その基本ストーリーにお客様一人ひとりのニーズを重ね合わせて、ピッタリな提案やセールストーク、クロージングを行っているのです。
・注意から興味
良さそうな商品であることを口で伝えるキャッチトーク。
「雑誌に掲載された」「本日入荷」「人気商品」など
・興味から連想
素材や製法、見た印象などの商品自体の特色を伝え、使用シーンをイメージしやすくします。
「明るいお色」「一つひとつ手作り」「シルクが入っていて」など。
・連想から欲望
使っているシーンや使い方、食品であれば味の特徴を一言で表現。
「夏のおでかけにピッタリ」 「とても温かい」 「軽くて使いやすい」など。
・欲望から比較
来店客の個別動機に訴えかける使用シーンをできるだけ具体的なイメージにします。
「お仕事の時には……、プライベートでは……」「お子様のお迎えの際には」「ご家族とご一緒に……」など。
・比較から確信
他の商品と比較しながら優位性を伝えます。
「見た目は同じに見えますが、素材が……」「あちらのほうが少し低価格ですが、こちらは……」「他のメーカーでもありそうですが、こちらは……」など
・確信から決定
「私のための商品だ」と自分にとって必要だ、この商品がないと困る、今ここで買わなければ、と思える言葉を伝えます。
「これで、こうなれます」「これがないと、こうなってしまいます」「今でしたら、こうなります」など。
・決定から満足
購入したことへの納得と自信を促す。

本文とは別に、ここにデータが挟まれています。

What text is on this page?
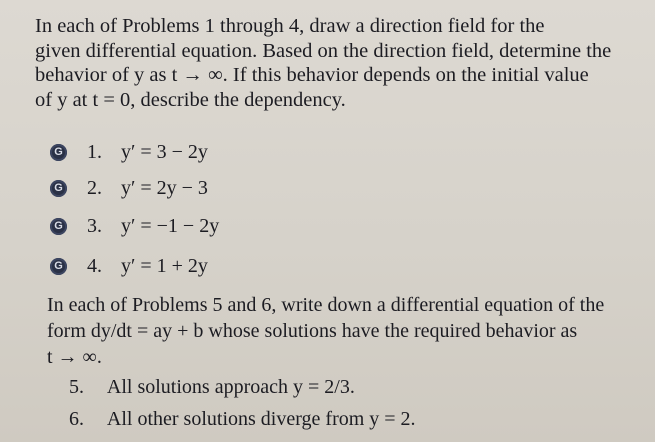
In each of Problems 1 through 4, draw a direction field for the
given differential equation. Based on the direction field, determine the
behavior of y as t → ∞. If this behavior depends on the initial value
of y at t = 0, describe the dependency.

G 1. y′ = 3 − 2y
G 2. y′ = 2y − 3
G 3. y′ = −1 − 2y
G 4. y′ = 1 + 2y

In each of Problems 5 and 6, write down a differential equation of the
form dy/dt = ay + b whose solutions have the required behavior as
t → ∞.

5. All solutions approach y = 2/3.
6. All other solutions diverge from y = 2.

その必要性や確実性、お客様の購入決定が失敗していないことを伝えます。
「良いものをお決めになりました」「長く使えます」など。
満足いただくために、最後に、安心をプレゼントします。
これまでの買い物に使った時間を含めて良い買い物をしたと、実感していただくために一言を添えるのです。
良い買い物、楽しい時間、嬉しい体験をしたお客様は、「またあの店に行こう」と思ってくださるのです。
だからスタッフにこれらの購入までの流れのストーリーを持たせてあげて欲しい。
この流れを意識して接客すれば、売上げは増加するかもしれません。
以上、販売、店舗経営が向上する企画の秘密と8段階の購買心理とは?でした。